Following removal of unlinked inter-facility transfers, deaths during EMS transport, and transfers to helicopters, the records eligible for linkage dropped to 1,781. Linkage improved to 79.5% (1,417/1,781) when hospital names were standardized. Linkage using standardized hospital names and relaxing the EMS/ED time difference performed at the following levels: 82.3% at 90 minutes, 83.3% at 120 minutes, 87.9% at 240 minutes, and 89.4% at 360 minutes. Even when using the most relaxed time difference (+/- 360 minutes), only one false positive was identified, the same produced during initial linkage at +/- 60 minutes. The final multistage method produced linkage of 91.0% (1,620/1,781), with no additional false positives.

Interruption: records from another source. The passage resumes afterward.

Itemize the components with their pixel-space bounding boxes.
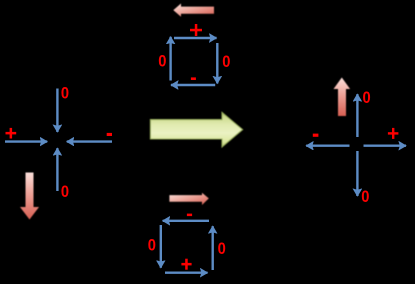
pink arrow down (left group): [20, 173, 39, 220]
node label - (top square bottom): [191, 77, 196, 80]
node label + (top square top): [195, 24, 198, 36]
svg-text:0: 0: [218, 239, 226, 258]
node label - (left cross right): [107, 133, 112, 136]
pink arrow up (right group): [334, 78, 351, 117]
wire bottom-square bottom edge (right): [165, 272, 208, 274]
svg-text:0: 0: [361, 187, 369, 206]
node label - (right cross left): [313, 134, 319, 137]
node label + (left cross left): [10, 128, 13, 139]
wire bottom-square top edge (left): [163, 220, 209, 222]
wire left-cross top arrow (down): [56, 89, 58, 133]
wire top-square right edge (down): [216, 43, 218, 83]
wire bottom-square left edge (down): [160, 225, 162, 268]
wire top-square bottom edge (left): [171, 84, 215, 86]
node label + (bottom square bottom): [185, 259, 188, 270]
wire bottom-square right edge (up): [211, 226, 213, 270]
wire right-cross bottom arrow (down): [356, 151, 358, 196]
svg-text:0: 0: [222, 52, 230, 71]
wire top-square left edge (up): [169, 37, 171, 81]
wire left-cross right arrow (left): [67, 140, 112, 142]
pink arrow left (top group): [173, 4, 214, 17]
svg-text:0: 0: [363, 88, 371, 107]
wire right-cross right arrow (right): [364, 144, 407, 146]
wire right-cross top arrow (up): [356, 94, 358, 137]
wire left-cross bottom arrow (up): [56, 148, 58, 191]
svg-text:0: 0: [61, 84, 69, 103]
pink arrow right (bottom group): [169, 193, 208, 205]
wire right-cross left arrow (left): [306, 144, 349, 146]
node label + (right cross right): [392, 128, 394, 139]
node label - (bottom square top): [187, 214, 192, 217]
wire top-square top edge (right): [174, 37, 217, 39]
svg-text:0: 0: [148, 236, 156, 255]
svg-text:0: 0: [61, 182, 69, 201]
svg-text:0: 0: [158, 51, 166, 70]
wire left-cross left arrow (right): [5, 140, 47, 142]
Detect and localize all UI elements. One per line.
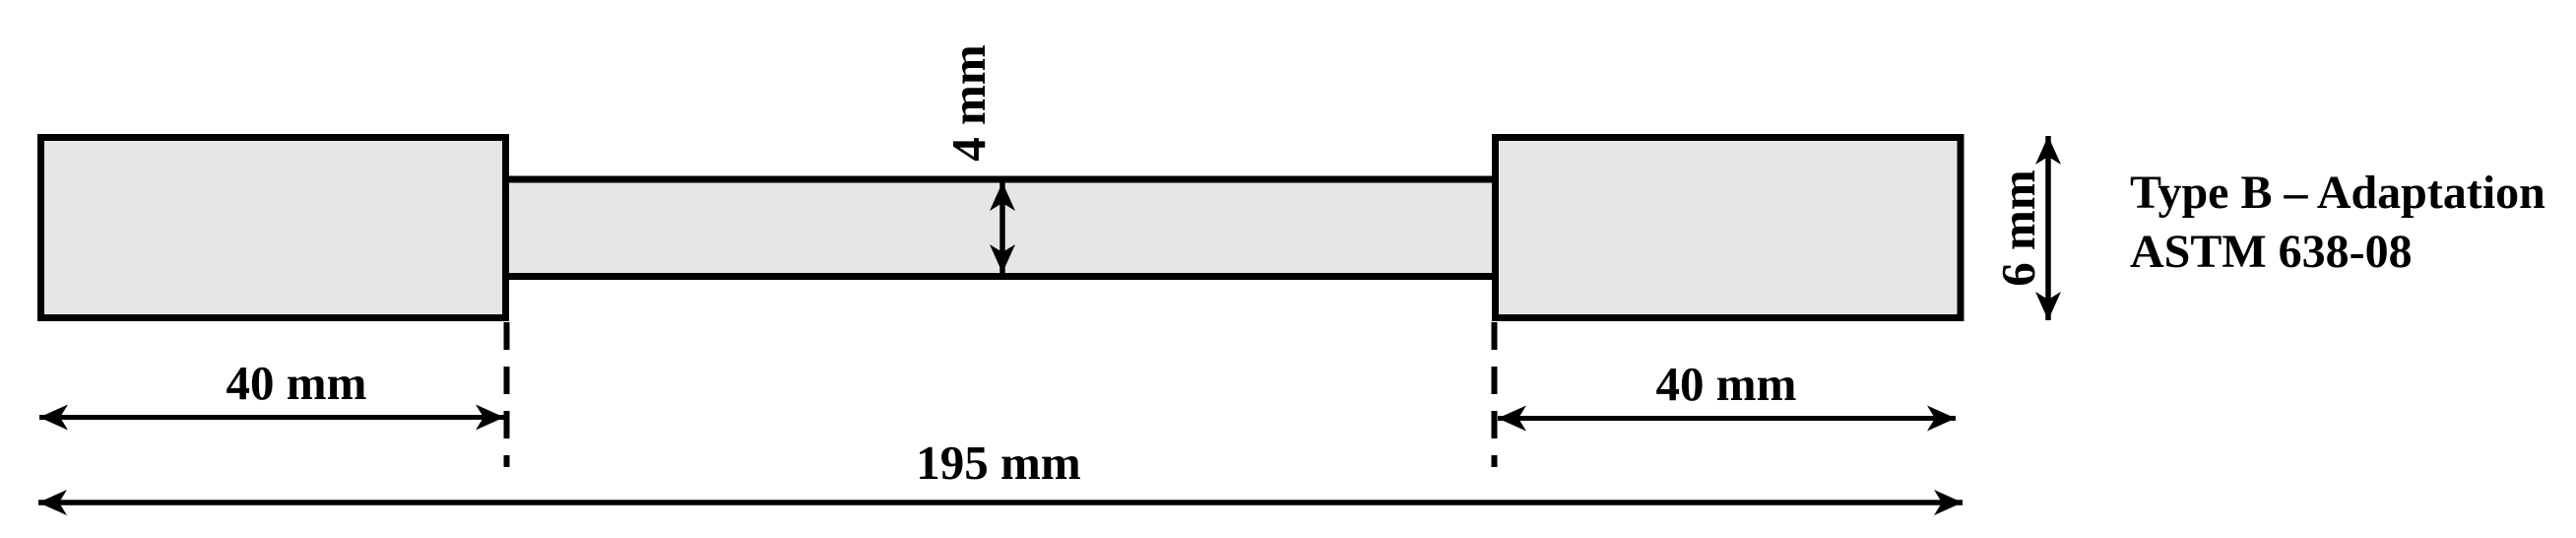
right grip tab rectangle: [1496, 138, 1962, 318]
svg-text:6 mm: 6 mm: [1991, 169, 2045, 286]
6 mm vertical dimension arrow: [2045, 136, 2051, 320]
right 40 mm dimension arrow: [1498, 416, 1956, 421]
gauge bar bottom edge line: [505, 273, 1496, 280]
4 mm vertical dimension arrow: [999, 182, 1005, 273]
svg-text:Type B – Adaptation: Type B – Adaptation: [2130, 167, 2545, 219]
right dashed extension line: [1492, 322, 1498, 467]
svg-text:ASTM 638-08: ASTM 638-08: [2130, 226, 2413, 278]
left dashed extension line: [504, 322, 510, 467]
svg-text:195 mm: 195 mm: [916, 436, 1080, 490]
narrow gauge section bar fill: [505, 183, 1496, 274]
gauge bar top edge line: [505, 176, 1496, 183]
left grip tab rectangle: [41, 138, 506, 318]
195 mm overall length dimension arrow: [38, 500, 1963, 505]
svg-text:40 mm: 40 mm: [1656, 357, 1797, 411]
svg-text:4 mm: 4 mm: [941, 44, 996, 161]
left 40 mm dimension arrow: [39, 415, 504, 420]
svg-text:40 mm: 40 mm: [226, 356, 367, 410]
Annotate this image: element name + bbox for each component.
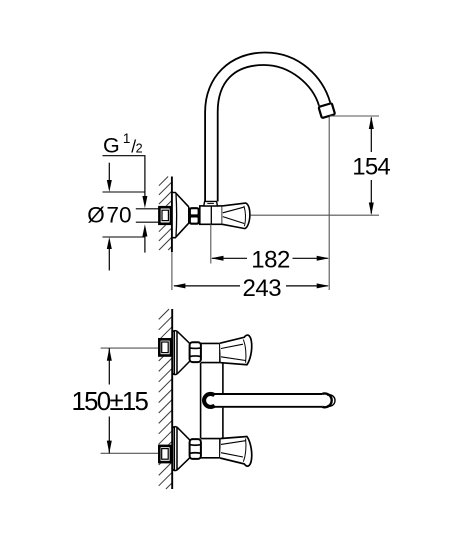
svg-text:G: G	[103, 133, 120, 157]
G1/2 arrow lower (points up)	[142, 224, 147, 236]
thread lines G1/2	[136, 208, 160, 210]
svg-text:2: 2	[136, 142, 143, 156]
wall extension to 243 dim	[171, 252, 173, 290]
G1/2 arrow upper (points down at thread)	[142, 196, 147, 208]
dim 182	[211, 247, 329, 274]
dim 243	[173, 275, 329, 302]
dim 150±15	[72, 348, 149, 453]
svg-text:154: 154	[352, 154, 390, 181]
valve body hot	[201, 343, 222, 362]
square union fitting	[159, 207, 171, 224]
spout tube inner edge	[218, 65, 319, 201]
svg-text:182: 182	[251, 247, 290, 274]
spout axis extension (182 left ref)	[210, 224, 212, 263]
wall hatching (top drawing)	[159, 177, 172, 251]
extension line cold inlet	[101, 452, 159, 454]
spout tube outer edge	[205, 53, 330, 202]
wall hatching (bottom drawing)	[159, 309, 173, 489]
wall line (bottom drawing)	[171, 309, 173, 489]
aerator tip	[319, 103, 336, 118]
central column	[200, 363, 202, 439]
escutcheon hot	[172, 331, 189, 375]
valve body (top drawing)	[200, 206, 223, 224]
square union hot	[159, 339, 171, 355]
nut cold	[190, 439, 201, 459]
wall line (top drawing)	[171, 177, 173, 253]
spout end cap	[322, 394, 331, 408]
svg-text:70: 70	[106, 203, 131, 228]
handle knob (top drawing)	[222, 203, 250, 229]
svg-text:150±15: 150±15	[72, 388, 149, 416]
handle knob cold	[220, 437, 252, 467]
spout tip extension down (182/243 right ref)	[328, 117, 330, 290]
centerline extension (154 bottom ref)	[251, 214, 379, 216]
G1/2 leader underline	[103, 156, 145, 197]
valve body cold	[201, 439, 222, 458]
handle knob hot	[220, 335, 252, 365]
spout elbow (thick)	[204, 394, 215, 407]
riser collar	[204, 201, 218, 206]
escutcheon cold	[172, 427, 189, 471]
nut (top drawing)	[190, 208, 199, 215]
svg-text:1: 1	[123, 131, 131, 146]
dim 154	[352, 116, 390, 215]
escutcheon (top drawing)	[172, 193, 189, 238]
svg-text:Ø: Ø	[87, 203, 105, 228]
extension line hot inlet	[101, 347, 159, 349]
dia70 extension lines	[103, 191, 145, 193]
square union cold	[159, 446, 171, 462]
spout tube (bottom drawing)	[212, 395, 322, 406]
dia 70 text	[87, 203, 131, 228]
G 1/2 label	[103, 131, 143, 158]
svg-text:243: 243	[243, 275, 282, 302]
spout tip extension right (154 top ref)	[330, 115, 380, 117]
nut hot	[190, 342, 201, 362]
dia70 arrows	[108, 163, 110, 180]
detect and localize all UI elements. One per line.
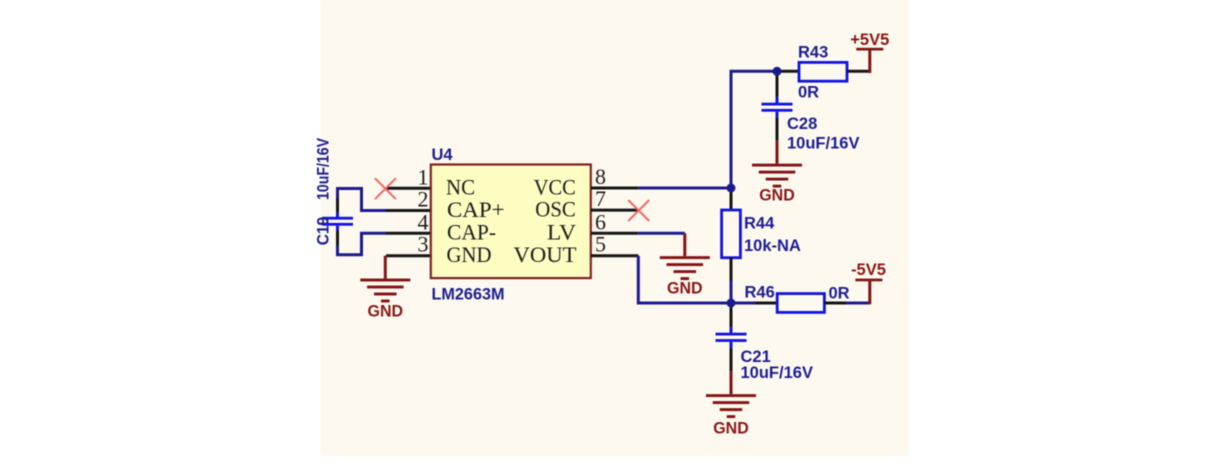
- wire R46 to -5V5: [846, 302, 870, 305]
- junction dot R46 row: [727, 299, 736, 308]
- svg-text:GND: GND: [447, 242, 492, 267]
- capacitor C19: [322, 197, 353, 246]
- svg-text:R44: R44: [744, 214, 775, 232]
- svg-text:CAP-: CAP-: [447, 220, 496, 245]
- wire cap bottom to pin 4: [338, 233, 387, 255]
- power port +5V5: [850, 31, 889, 73]
- svg-text:R43: R43: [798, 43, 828, 61]
- capacitor C28: [762, 71, 793, 141]
- pin 1 stub: [386, 187, 431, 190]
- svg-text:6: 6: [595, 209, 606, 234]
- svg-text:OSC: OSC: [535, 196, 576, 221]
- IC U4 body: [431, 165, 591, 279]
- svg-text:0R: 0R: [829, 284, 850, 302]
- svg-text:C28: C28: [787, 115, 817, 133]
- wire junction to R46: [731, 302, 756, 305]
- resistor R43: [777, 62, 870, 81]
- svg-text:10uF/16V: 10uF/16V: [315, 138, 333, 200]
- pin 3 stub: [386, 254, 431, 257]
- svg-text:-5V5: -5V5: [851, 261, 886, 279]
- no-ERC marker pin 7 (red X): [628, 200, 649, 221]
- pin 2 stub: [386, 209, 431, 212]
- pin 4 stub: [386, 232, 431, 235]
- resistor R44: [722, 190, 741, 281]
- svg-text:3: 3: [418, 232, 429, 257]
- pin 5 stub: [591, 254, 639, 257]
- power port -5V5: [851, 261, 886, 304]
- no-ERC marker pin 1 (red X): [375, 178, 396, 199]
- svg-text:+5V5: +5V5: [850, 31, 889, 49]
- capacitor C21: [716, 303, 747, 371]
- junction dot at C28 tap: [773, 67, 782, 76]
- wire R44 to lower junction: [730, 281, 733, 304]
- svg-text:4: 4: [418, 209, 429, 234]
- svg-text:10uF/16V: 10uF/16V: [787, 134, 859, 152]
- svg-text:VOUT: VOUT: [514, 242, 578, 267]
- svg-text:7: 7: [595, 186, 606, 211]
- svg-text:R46: R46: [745, 284, 775, 302]
- wire vertical up to R43 row: [730, 71, 733, 188]
- svg-text:GND: GND: [713, 420, 749, 438]
- pin 8 stub: [591, 187, 639, 190]
- svg-text:0R: 0R: [798, 84, 819, 102]
- svg-text:U4: U4: [432, 146, 454, 164]
- svg-text:LV: LV: [547, 220, 576, 245]
- svg-text:GND: GND: [368, 303, 404, 321]
- svg-text:CAP+: CAP+: [447, 197, 505, 222]
- pin 7 stub: [591, 209, 639, 212]
- svg-text:GND: GND: [759, 186, 795, 204]
- schematic sheet: [321, 0, 910, 456]
- ground at C28: [752, 141, 802, 205]
- svg-text:2: 2: [418, 187, 429, 212]
- wire cap top to pin 2: [338, 189, 387, 211]
- svg-text:C19: C19: [315, 217, 333, 246]
- svg-text:10k-NA: 10k-NA: [744, 237, 801, 255]
- ground at pin 3: [360, 256, 410, 321]
- wire VOUT down and right to junction: [638, 256, 731, 303]
- junction dot pin8/R44: [727, 184, 736, 193]
- wire pin 8 to junction: [638, 187, 731, 190]
- ground at pin 6 (LV): [638, 233, 710, 297]
- svg-text:10uF/16V: 10uF/16V: [741, 364, 813, 382]
- pin 6 stub: [591, 232, 639, 235]
- svg-text:GND: GND: [667, 279, 703, 297]
- ground at C21: [706, 371, 756, 437]
- svg-text:LM2663M: LM2663M: [432, 285, 505, 303]
- resistor R46: [756, 294, 847, 313]
- wire horizontal to C28 junction: [730, 70, 778, 73]
- svg-text:5: 5: [595, 232, 606, 257]
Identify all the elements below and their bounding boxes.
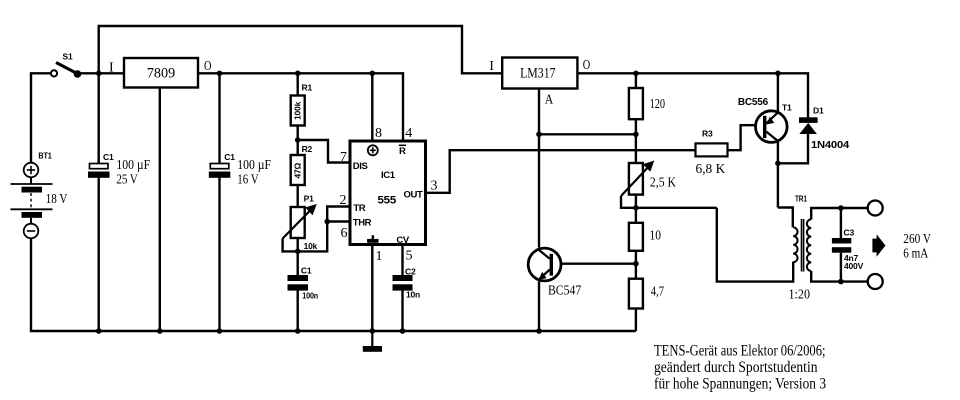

Applying the initial methods to the statewide EMS dataset produced linkage of 64.8%. The multistage linkage process performed nearly identically on statewide data as observed for the subset, at 91.1%. For statewide data, the age of linked patients was younger (mean = 44.7 years [SD = 18.4], median = 41.0 years) than that of unlinked patients (mean = 48.0 years [SD = 19.3], median = 47.0 years). Additionally, linked patients were more likely to be male (58.1%) when compared to unlinked patients (54.2%).

Conclusions

High quality linkage between EMS and ED records is essential for research and public health surveillance examining health outcomes. Using a multistage process, we improved the linkage of EMS encounters with documented naloxone administration to ED visits in North Carolina in 2017 from 64.8% to 91.1%, with less than 0.05% false positive rate. This improved linkage will facilitate future analyses of relationships between exposures during EMS encounters and outcomes experienced in hospitals. Future research should evaluate the generalizability of this linkage methodology to all EMS records, not just those with naloxone administration, as well as to pre-2017 data. Implementation of probabilistic linkage or machine learning as a final stage in a multistage process may further improve linkage outcomes, overcoming missing data or unpredictable errors in the data.

References

1. Kansagra SM, Cohen MK. The Opioid Epidemic in NC: Progress, Challenges, and Opportunities. N C Med J 2018; 79(3): 157-62.